Did you know that your skin is one of the organs that makes up your immune system? One of the most important functions of your skin is protection.
Some sun exposure is good for you (It helps you make Vitamin D, which supports your immunity, has antibacterial properties on acneic skin and new research indicates the possibility that blue light in sunslight boosts the activity of T-cells, which are an important part of your immune response.)
However there are some scenarios where sun exposure can have a negative effect on the immune function of your skin.
In his book Skin Care Beyond the Basics (Third Edition 2007), Mark Rees PhD (Health Sciences) explains that ‘Exposure to sunlight “chases off” your protective macrophage “guard cells,” allowing substances and organisms to enter the skin, increasing the chance of infection.’
Think about people who get cold sores or fever blisters. When else do they get them?
Flare ups of Herpes Simplex often occur after sun exposure. This demonstrates the immune system’s reduced ability to deal with the virus during sun exposure.
The World Health Organization backs this theory up:
“UVB radiation appears to reduce the effectiveness of the immune system – in the case of cold sores it can no longer keep the virus Herpes simplex under control which results in re-activation of the infection.”

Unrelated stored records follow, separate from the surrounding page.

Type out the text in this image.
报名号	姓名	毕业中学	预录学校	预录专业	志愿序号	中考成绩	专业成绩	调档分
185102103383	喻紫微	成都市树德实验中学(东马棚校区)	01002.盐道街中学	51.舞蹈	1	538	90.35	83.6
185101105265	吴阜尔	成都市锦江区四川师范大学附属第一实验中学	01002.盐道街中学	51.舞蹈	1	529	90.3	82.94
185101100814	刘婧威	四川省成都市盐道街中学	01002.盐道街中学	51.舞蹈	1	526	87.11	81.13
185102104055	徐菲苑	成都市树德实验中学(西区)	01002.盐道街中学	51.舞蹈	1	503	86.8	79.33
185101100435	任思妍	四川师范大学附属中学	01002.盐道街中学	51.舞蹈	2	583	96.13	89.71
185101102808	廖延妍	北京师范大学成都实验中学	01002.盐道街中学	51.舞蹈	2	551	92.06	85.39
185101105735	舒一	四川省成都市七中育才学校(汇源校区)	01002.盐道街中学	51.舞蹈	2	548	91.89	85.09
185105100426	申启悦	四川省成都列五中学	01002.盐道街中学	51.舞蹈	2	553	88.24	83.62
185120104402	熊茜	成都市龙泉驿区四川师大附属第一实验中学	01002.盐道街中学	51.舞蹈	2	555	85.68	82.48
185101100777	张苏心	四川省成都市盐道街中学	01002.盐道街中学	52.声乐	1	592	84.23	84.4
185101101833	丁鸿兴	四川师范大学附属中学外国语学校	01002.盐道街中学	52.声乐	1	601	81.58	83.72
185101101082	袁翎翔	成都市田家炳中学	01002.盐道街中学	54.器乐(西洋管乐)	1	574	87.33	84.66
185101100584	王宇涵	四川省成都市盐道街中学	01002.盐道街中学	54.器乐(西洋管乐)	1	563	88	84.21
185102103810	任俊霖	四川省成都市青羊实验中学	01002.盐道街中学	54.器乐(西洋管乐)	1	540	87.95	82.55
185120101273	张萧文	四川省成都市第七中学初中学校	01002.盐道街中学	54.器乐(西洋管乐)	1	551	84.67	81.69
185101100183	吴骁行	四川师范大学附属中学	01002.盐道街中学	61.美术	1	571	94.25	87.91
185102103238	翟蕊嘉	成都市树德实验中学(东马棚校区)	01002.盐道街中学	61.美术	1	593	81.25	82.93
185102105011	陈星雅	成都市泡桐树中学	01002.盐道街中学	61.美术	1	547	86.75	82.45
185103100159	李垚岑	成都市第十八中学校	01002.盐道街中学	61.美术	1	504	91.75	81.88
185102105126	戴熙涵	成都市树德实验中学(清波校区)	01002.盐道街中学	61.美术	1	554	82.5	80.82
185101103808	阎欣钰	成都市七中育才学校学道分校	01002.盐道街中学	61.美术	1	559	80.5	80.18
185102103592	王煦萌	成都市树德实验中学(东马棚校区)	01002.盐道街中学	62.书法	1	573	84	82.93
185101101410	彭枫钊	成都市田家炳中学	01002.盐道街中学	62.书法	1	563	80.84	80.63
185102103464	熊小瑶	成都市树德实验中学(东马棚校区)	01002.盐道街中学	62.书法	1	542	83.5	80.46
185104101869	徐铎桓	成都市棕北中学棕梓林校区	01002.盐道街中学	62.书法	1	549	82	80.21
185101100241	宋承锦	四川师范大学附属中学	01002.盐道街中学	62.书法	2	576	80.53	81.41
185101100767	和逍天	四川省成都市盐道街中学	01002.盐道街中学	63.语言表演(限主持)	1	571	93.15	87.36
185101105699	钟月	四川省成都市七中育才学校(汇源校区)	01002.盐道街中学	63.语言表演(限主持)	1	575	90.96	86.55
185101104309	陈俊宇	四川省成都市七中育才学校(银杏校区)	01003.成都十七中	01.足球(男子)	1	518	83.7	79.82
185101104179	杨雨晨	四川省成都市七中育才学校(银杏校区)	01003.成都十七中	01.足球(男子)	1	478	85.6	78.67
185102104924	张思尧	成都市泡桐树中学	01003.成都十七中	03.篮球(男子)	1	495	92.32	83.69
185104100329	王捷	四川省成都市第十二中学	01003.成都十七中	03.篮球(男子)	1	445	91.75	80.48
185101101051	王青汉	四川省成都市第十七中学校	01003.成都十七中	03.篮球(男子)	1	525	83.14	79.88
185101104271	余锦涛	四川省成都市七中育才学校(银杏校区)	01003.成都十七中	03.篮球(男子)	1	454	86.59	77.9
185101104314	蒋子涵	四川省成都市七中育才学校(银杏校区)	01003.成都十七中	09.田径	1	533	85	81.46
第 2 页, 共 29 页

Does sunscreen make a difference supporting the immunity of the skin during sun exposure?
WHO quotes a study in the United States:
“Of 38 patients, who recurrently suffer from Herpes simplex infections, 27 developed cold sores after exposure to UV radiation. In contrast, after the application of protective sunscreen, none of the patients developed cold sores.”
So the answer to supporting your skin’s immune function when exposed to UV radiation is sunscreen.
It is very important to teach children to wear sunscreen daily, all year round. This will protect their little immune systems as well as protect their skin. They will still enjoy the benefits (eg. Vitamin D) from sunlight, but sunscreen will protect them from the negative effects.
Mark Rees adds that “we receive about 80% of the sun’s damage to the skin before the age of 18….most sun exposure is not from sunbathing but from day-to-day exposure.”
In South Africa we lead an outdoor lifestyle almost all year round. Shielding our skin with sunscreen will prevent premature aging, skin cancers and help support the immune system. So sunscreens should be a habit for every season, as part of a healthy lifestyle.
Any sunscreen will do, but ideally, an they should have an SPF of between 15 and 50. If you want to understand SPF’s better read How high an SPF should you wear?
Sunscreens I love are:
Kalahari SPF 40 (Available at my studio)
Cetaphil Sunscreen by Galderma (Available at Dischem and Clicks)
Island Tribe Gel (For water sports. You can buy it at surf shops, like Xpression on the Beach and Lifestyle. It DOES NOT come off in your eyes and you NEVER get burned) . Island Tribe Cream is great if you on dry land.
I get dermatitis from some sunscreens and the above get my personal allergy all clear. I use Island Tribe on my children for water sports but I prefer a pump or spray bottle of sunscreen for easy daily mass applications. I buy those at PicknPay or Dischem or Clicks.